Profiling spermatogenic failure in adult testes bearing Sox9-deficient Sertoli cells identifies genes involved in feminization, inflammation and stress
1 Inserm, U625, Université de Rennes 1, IFR140, Rennes, F-35042, France
2 Institute of Human Genetics, University of Freiburg, Freiburg, D-79106, Germany
3 Biozentrum, University of Basel, Basel, CH-4056, Switzerland
4 Departamento de Genética e Instituto de Biotecnología, University of Granada, Granada, Spain
Reproductive Biology and Endocrinology 2010, 8:154 doi:10.1186/1477-7827-8-154Published: 23 December 2010
Sox9 (Sry box containing gene 9) is a DNA-binding transcription factor involved in chondrocyte development and sex determination. The protein's absence in testicular Sertoli nurse cells has been shown to disrupt testicular function in adults but little is known at the genome-wide level about molecular events concomitant with testicular break-down.
To determine the genome-wide effect on mRNA concentrations triggered by the absence of Sox9 in Sertoli cells we analysed adult testicular tissue from wild-type versus mutant mice with high-density oligonucleotide microarrays and integrated the output of this experiment with regulatory motif predictions and protein-protein network data.
We report the genome-wide mRNA signature of adult testes lacking Sox9 in Sertoli cells before and after the onset of late spermatogenic failure as compared to fertile controls. The GeneChip data integrated with evolutionarily conserved Sox9 DNA binding motifs and regulatory network data identified genes involved in feminization, stress response and inflammation.

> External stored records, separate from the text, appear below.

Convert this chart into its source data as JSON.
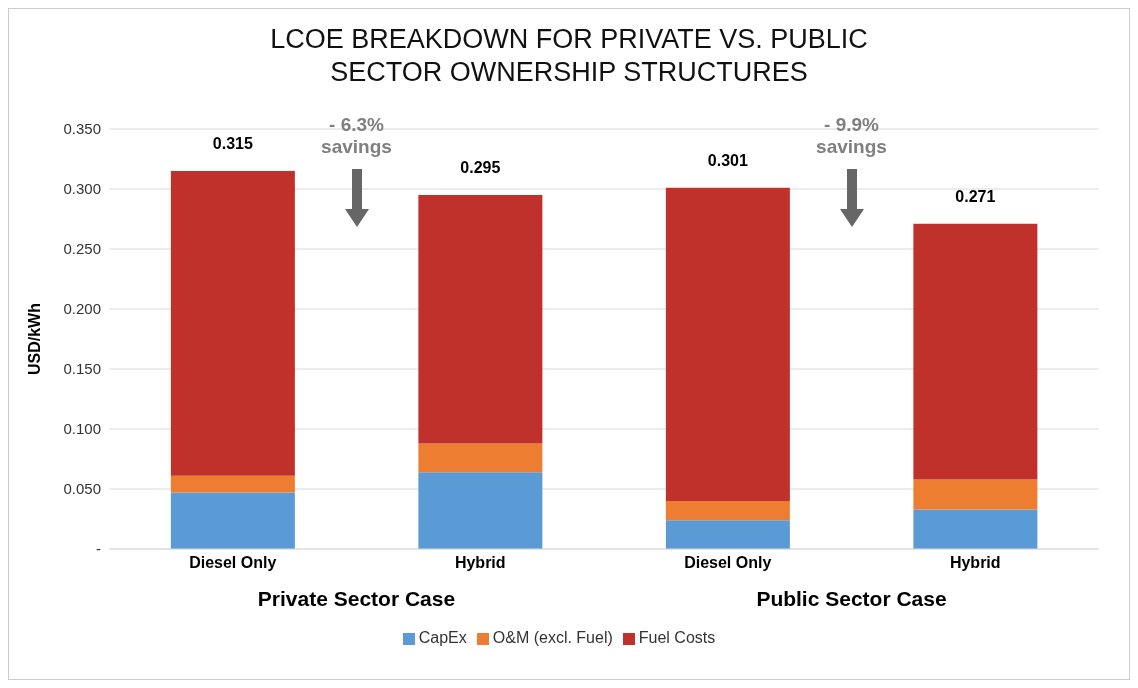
{
  "chart_data": {
    "type": "bar",
    "title": "LCOE BREAKDOWN FOR PRIVATE VS. PUBLIC SECTOR OWNERSHIP STRUCTURES",
    "ylabel": "USD/kWh",
    "categories": [
      "Diesel Only",
      "Hybrid",
      "Diesel Only",
      "Hybrid"
    ],
    "series": [
      {
        "name": "CapEx",
        "color": "#5b9bd5",
        "values": [
          0.047,
          0.064,
          0.024,
          0.033
        ]
      },
      {
        "name": "O&M (excl. Fuel)",
        "color": "#ed7d31",
        "values": [
          0.014,
          0.024,
          0.016,
          0.025
        ]
      },
      {
        "name": "Fuel Costs",
        "color": "#c0312b",
        "values": [
          0.254,
          0.207,
          0.261,
          0.213
        ]
      }
    ],
    "stacked": true,
    "totals": [
      "0.315",
      "0.295",
      "0.301",
      "0.271"
    ],
    "ylim": [
      0,
      0.35
    ],
    "yticks": [
      {
        "value": 0,
        "label": "-"
      },
      {
        "value": 0.05,
        "label": "0.050"
      },
      {
        "value": 0.1,
        "label": "0.100"
      },
      {
        "value": 0.15,
        "label": "0.150"
      },
      {
        "value": 0.2,
        "label": "0.200"
      },
      {
        "value": 0.25,
        "label": "0.250"
      },
      {
        "value": 0.3,
        "label": "0.300"
      },
      {
        "value": 0.35,
        "label": "0.350"
      }
    ],
    "grid": "y",
    "legend": "bottom",
    "annotations": [
      "Private Sector Case",
      "Public Sector Case",
      "- 6.3% savings",
      "- 9.9% savings"
    ]
  }
}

Our results extend previous observations that genes required for female gonadogenesis are up-regulated in the absence of Sox9 in fetal Sertoli cells to the adult stage. Importantly, we identify gene networks involved in immunological processes and stress response which is reminiscent of a phenomenon occurring in a sub-group of infertile men. This suggests mice lacking Sox9 in their Sertoli cells to be a potentially useful model for adult human testicular failure.